Sierpień
Chmury, niebo mi zawalcie!
Razi dzisiaj mnie dzień biały.
W miękkim, kleistym asfalcie
Grzęzną, grzęzną mi sandały.
Spuśćcie ulewy kurtynę
Na upałem miasto tknięte,
Bo zginę! Z gorąca zginę
Wśród dyszących żarem pięter.
Nie dają ochłody lody,
Ni kawiarni żadnej taras.
Dziś nie kuszą mnie ogrody,
Zieleń dawno już jest szara.
Znów ktoś zemdlał i ambulans
Wyje, aż mi ucho cierpnie.
Kaladium i kampanulla
Pachną benzyną i sierpniem.
Komentarze (29)
Bardzo aktualne na czasie.
A ja wiem ze jesień może być piękna nawet w upale i na
14 piętrze ...
Wróciłam znad morza. Faktycznie, za mało deszczu u Was
tego lata, wszystko wkoło żółknie. Zgrabnie napisany
smutny wiersz:)
U nas wczoraj w nocy trochę popadało. Faktycznie, w
czasie upału trudno wytrzymać w betonach :))
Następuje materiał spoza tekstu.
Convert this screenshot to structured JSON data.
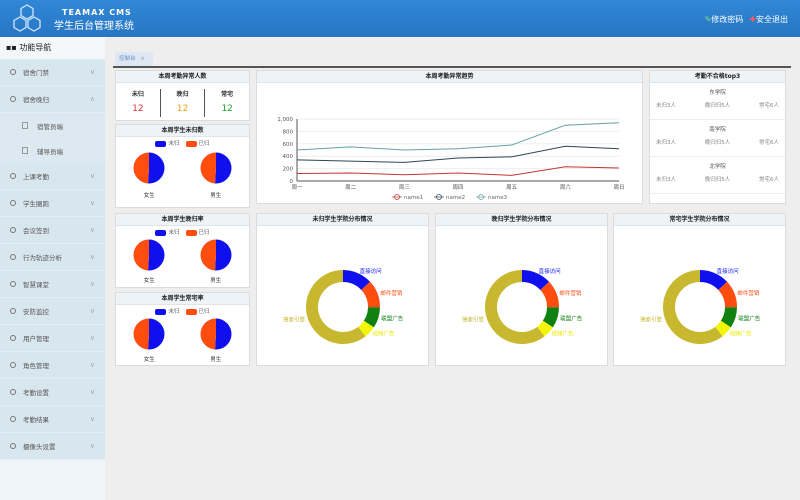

Twój sierpień bardzo nieprzyjazny. Ciekawe co byś
powiedział gdyby tak tydzień zaczęło padać? Coś mi
się zdaje że mówiłeś iż nie jesteś malkontentem.
Pozdrawiam z plusem i uśmiechem:)))))
Lubię, ten wiersz.
Czuję, emocje i gorąc sierpnia.
Umiesz ciekawie, przekazać temat.;)
Pozdrawiam Michale.;)
U mnie już noce zimne, słońce tylko w godzinach
południowych, trochę daje. Wytrzymasz. :)
Dobrze opisany ten upał, którzy żyć nie daje
Pozdrawiam serdecznie :)
Kampanulla chyba powinno być z małej i przez " c".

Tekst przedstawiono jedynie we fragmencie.